El plan / Guadalupe Cedillo

Preparatoria 9 / 2013 B

Lo maté. Y aun sabiendo lo que hacía, no me importó nada. Disfruté cada gota de sangre que caía de su cabeza.
     Me percaté que pasaba de la media noche, y decidí llevarlo al sótano. Recordé entonces cuando con mucha ira me decía:
     —¡Le diré a mamá lo que estás haciendo!
      Dejarlo ahí fue la mejor idea…
     Quería que sufriera igual que mamá. Con ella fue distinto, se podría decir que fue perfecto. Una mañana, no tan común por su neblina espesa, caminé despacio hacia su habitación, abrí lentamente la puerta y allí estaba, en su silla de ruedas.     Apenas si se escuchaban mis pasos, además el olor desagradable de la alfombra perturbaba mi nariz. Agarré su almohada preferida y no pude esperar más… Cuando ya no se movía, no supe qué hacer, deseaba arrancarle cada parte de su cuerpo, pero finalmente opté por arrojarla al mar.

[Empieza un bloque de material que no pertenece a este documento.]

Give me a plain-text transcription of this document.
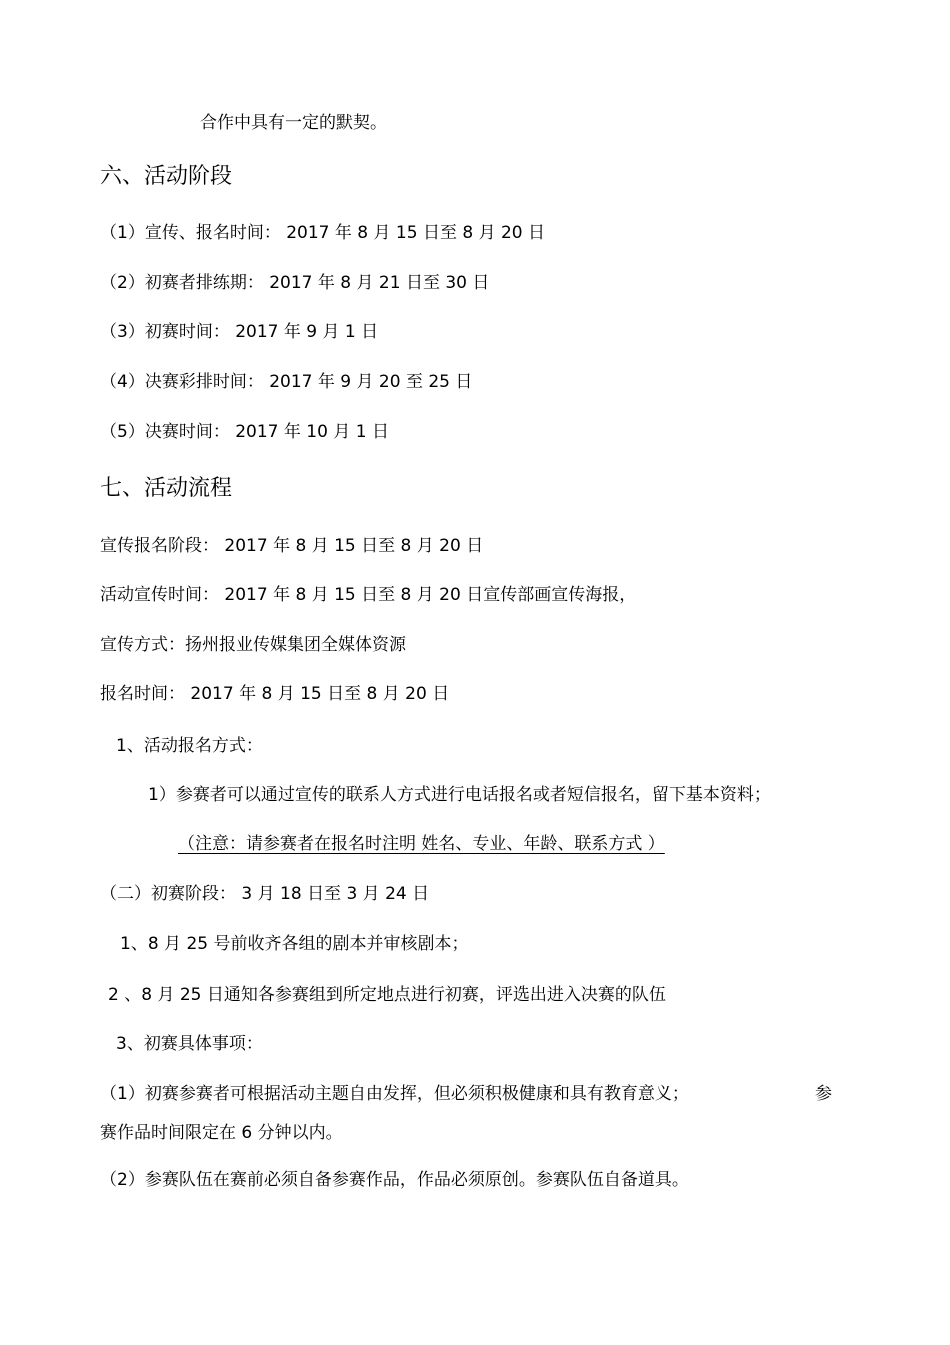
合作中具有一定的默契。
六、活动阶段
（1）宣传、报名时间： 2017 年 8 月 15 日至 8 月 20 日
（2）初赛者排练期： 2017 年 8 月 21 日至 30 日
（3）初赛时间： 2017 年 9 月 1 日
（4）决赛彩排时间： 2017 年 9 月 20 至 25 日
（5）决赛时间： 2017 年 10 月 1 日
七、活动流程
宣传报名阶段： 2017 年 8 月 15 日至 8 月 20 日
活动宣传时间： 2017 年 8 月 15 日至 8 月 20 日宣传部画宣传海报，
宣传方式：扬州报业传媒集团全媒体资源
报名时间： 2017 年 8 月 15 日至 8 月 20 日
1、活动报名方式：
1）参赛者可以通过宣传的联系人方式进行电话报名或者短信报名，留下基本资料；
（注意：请参赛者在报名时注明 姓名、专业、年龄、联系方式 ）
（二）初赛阶段： 3 月 18 日至 3 月 24 日
1、8 月 25 号前收齐各组的剧本并审核剧本；
2 、8 月 25 日通知各参赛组到所定地点进行初赛，评选出进入决赛的队伍
3、初赛具体事项：
（1）初赛参赛者可根据活动主题自由发挥，但必须积极健康和具有教育意义；	参
赛作品时间限定在 6 分钟以内。
（2）参赛队伍在赛前必须自备参赛作品，作品必须原创。参赛队伍自备道具。
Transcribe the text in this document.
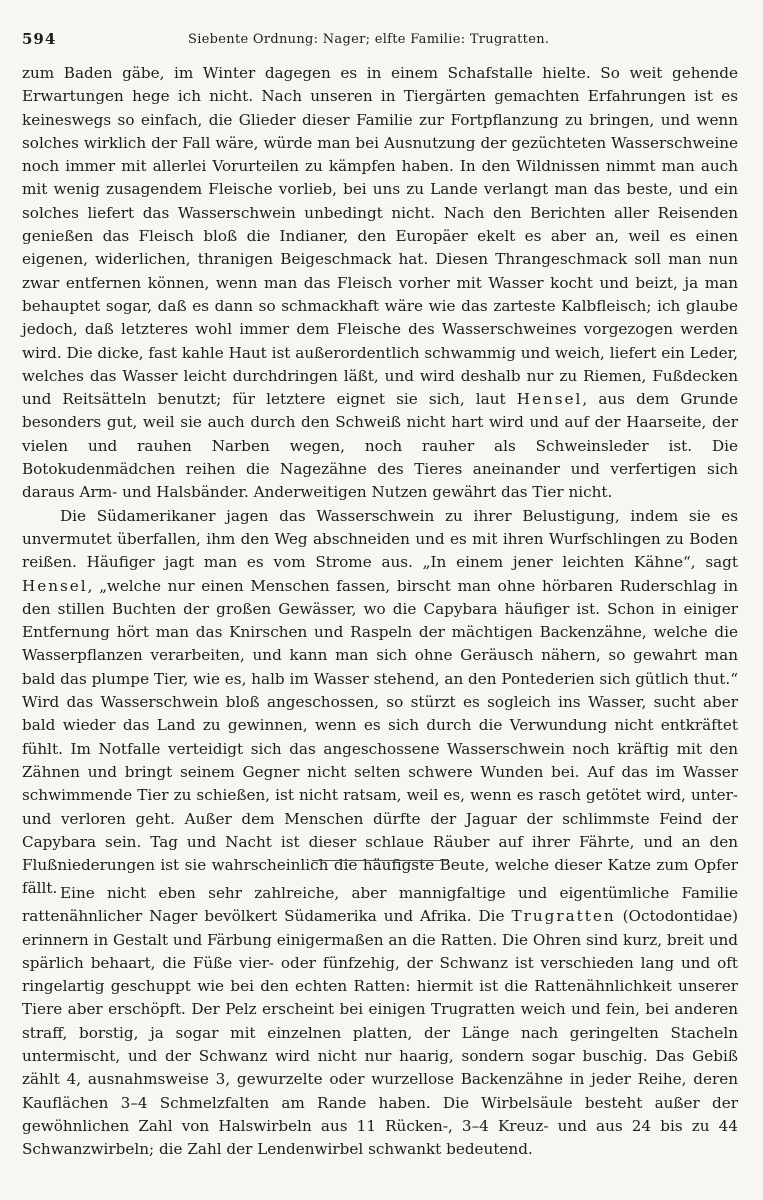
594	Siebente Ordnung: Nager; elfte Familie: Trugratten.

zum Baden gäbe, im Winter dagegen es in einem Schafstalle hielte. So weit gehende Erwartungen hege ich nicht. Nach unseren in Tiergärten gemachten Erfahrungen ist es keineswegs so einfach, die Glieder dieser Familie zur Fortpflanzung zu bringen, und wenn solches wirklich der Fall wäre, würde man bei Ausnutzung der gezüchteten Wasserschweine noch immer mit allerlei Vorurteilen zu kämpfen haben. In den Wildnissen nimmt man auch mit wenig zusagendem Fleische vorlieb, bei uns zu Lande verlangt man das beste, und ein solches liefert das Wasserschwein unbedingt nicht. Nach den Berichten aller Reisenden genießen das Fleisch bloß die Indianer, den Europäer ekelt es aber an, weil es einen eigenen, widerlichen, thranigen Beigeschmack hat. Diesen Thrangeschmack soll man nun zwar entfernen können, wenn man das Fleisch vorher mit Wasser kocht und beizt, ja man behauptet sogar, daß es dann so schmackhaft wäre wie das zarteste Kalbfleisch; ich glaube jedoch, daß letzteres wohl immer dem Fleische des Wasserschweines vorgezogen werden wird. Die dicke, fast kahle Haut ist außerordentlich schwammig und weich, liefert ein Leder, welches das Wasser leicht durchdringen läßt, und wird deshalb nur zu Riemen, Fußdecken und Reitsätteln benutzt; für letztere eignet sie sich, laut Hensel, aus dem Grunde besonders gut, weil sie auch durch den Schweiß nicht hart wird und auf der Haarseite, der vielen und rauhen Narben wegen, noch rauher als Schweinsleder ist. Die Botokudenmädchen reihen die Nagezähne des Tieres aneinander und verfertigen sich daraus Arm- und Halsbänder. Anderweitigen Nutzen gewährt das Tier nicht.

Die Südamerikaner jagen das Wasserschwein zu ihrer Belustigung, indem sie es unvermutet überfallen, ihm den Weg abschneiden und es mit ihren Wurfschlingen zu Boden reißen. Häufiger jagt man es vom Strome aus. „In einem jener leichten Kähne“, sagt Hensel, „welche nur einen Menschen fassen, birscht man ohne hörbaren Ruderschlag in den stillen Buchten der großen Gewässer, wo die Capybara häufiger ist. Schon in einiger Entfernung hört man das Knirschen und Raspeln der mächtigen Backenzähne, welche die Wasserpflanzen verarbeiten, und kann man sich ohne Geräusch nähern, so gewahrt man bald das plumpe Tier, wie es, halb im Wasser stehend, an den Pontederien sich gütlich thut.“ Wird das Wasserschwein bloß angeschossen, so stürzt es sogleich ins Wasser, sucht aber bald wieder das Land zu gewinnen, wenn es sich durch die Verwundung nicht entkräftet fühlt. Im Notfalle verteidigt sich das angeschossene Wasserschwein noch kräftig mit den Zähnen und bringt seinem Gegner nicht selten schwere Wunden bei. Auf das im Wasser schwimmende Tier zu schießen, ist nicht ratsam, weil es, wenn es rasch getötet wird, unter- und verloren geht. Außer dem Menschen dürfte der Jaguar der schlimmste Feind der Capybara sein. Tag und Nacht ist dieser schlaue Räuber auf ihrer Fährte, und an den Flußniederungen ist sie wahrscheinlich die häufigste Beute, welche dieser Katze zum Opfer fällt. Eine nicht eben sehr zahlreiche, aber mannigfaltige und eigentümliche Familie rattenähnlicher Nager bevölkert Südamerika und Afrika. Die Trugratten (Octodontidae) erinnern in Gestalt und Färbung einigermaßen an die Ratten. Die Ohren sind kurz, breit und spärlich behaart, die Füße vier- oder fünfzehig, der Schwanz ist verschieden lang und oft ringelartig geschuppt wie bei den echten Ratten: hiermit ist die Rattenähnlichkeit unserer Tiere aber erschöpft. Der Pelz erscheint bei einigen Trugratten weich und fein, bei anderen straff, borstig, ja sogar mit einzelnen platten, der Länge nach geringelten Stacheln untermischt, und der Schwanz wird nicht nur haarig, sondern sogar buschig. Das Gebiß zählt 4, ausnahmsweise 3, gewurzelte oder wurzellose Backenzähne in jeder Reihe, deren Kauflächen 3–4 Schmelzfalten am Rande haben. Die Wirbelsäule besteht außer der gewöhnlichen Zahl von Halswirbeln aus 11 Rücken-, 3–4 Kreuz- und aus 24 bis zu 44 Schwanzwirbeln; die Zahl der Lendenwirbel schwankt bedeutend.
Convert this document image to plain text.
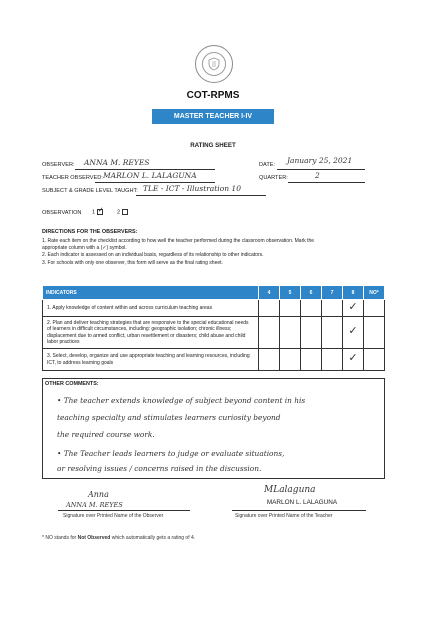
COT-RPMS
MASTER TEACHER I-IV
RATING SHEET
OBSERVER: ANNA M. REYES	DATE: January 25, 2021
TEACHER OBSERVED: MARLON L. LALAGUNA	QUARTER:	2
SUBJECT & GRADE LEVEL TAUGHT: TLE - ICT - Illustration 10
OBSERVATION 1 ✓ 2
DIRECTIONS FOR THE OBSERVERS:
1. Rate each item on the checklist according to how well the teacher performed during the classroom observation. Mark the
appropriate column with a (✓) symbol.
2. Each indicator is assessed on an individual basis, regardless of its relationship to other indicators.
3. For schools with only one observer, this form will serve as the final rating sheet.
INDICATORS	4	5	6	7	8	NO*
1. Apply knowledge of content within and across curriculum teaching areas					✓	
2. Plan and deliver teaching strategies that are responsive to the special educational needs of learners in difficult circumstances, including: geographic isolation; chronic illness; displacement due to armed conflict, urban resettlement or disasters; child abuse and child labor practices					✓	
3. Select, develop, organize and use appropriate teaching and learning resources, including ICT, to address learning goals					✓	
OTHER COMMENTS:
• The teacher extends knowledge of subject beyond content in his
teaching specialty and stimulates learners curiosity beyond
the required course work.
• The Teacher leads learners to judge or evaluate situations,
or resolving issues / concerns raised in the discussion.
Anna
ANNA M. REYES
Signature over Printed Name of the Observer
MLalaguna
MARLON L. LALAGUNA
Signature over Printed Name of the Teacher
* NO stands for Not Observed which automatically gets a rating of 4.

      Y ahí estaba yo, ansiosa por recibir la herencia de mi madre, no podía esperar un segundo más.
      Después de saborear mis acciones, sentí una mirada en la nuca, giré un poco mi cabeza y el pequeño infeliz estaba ahí, paralizado en la puerta. Él,  nervioso y asustado, sólo me sugirió darle parte de mi herencia, a lo cual accedí,  pues no podía dejar que me delatara con la policía. Todavía tenía que planear su muerte, o bueno, vivo podría servirme de algo, pensé.
      Después de varias semanas, decidí lidiar con él y terminé en este lugar. Todo fue pan comido, sobre la mesa estaba un cuchillo. Brillaba tanto como mis pupilas; no tardé en atravesarlo. Primero el brazo, luego lo acosté como si estuviese dormido, para así conseguir sacarle los ojos.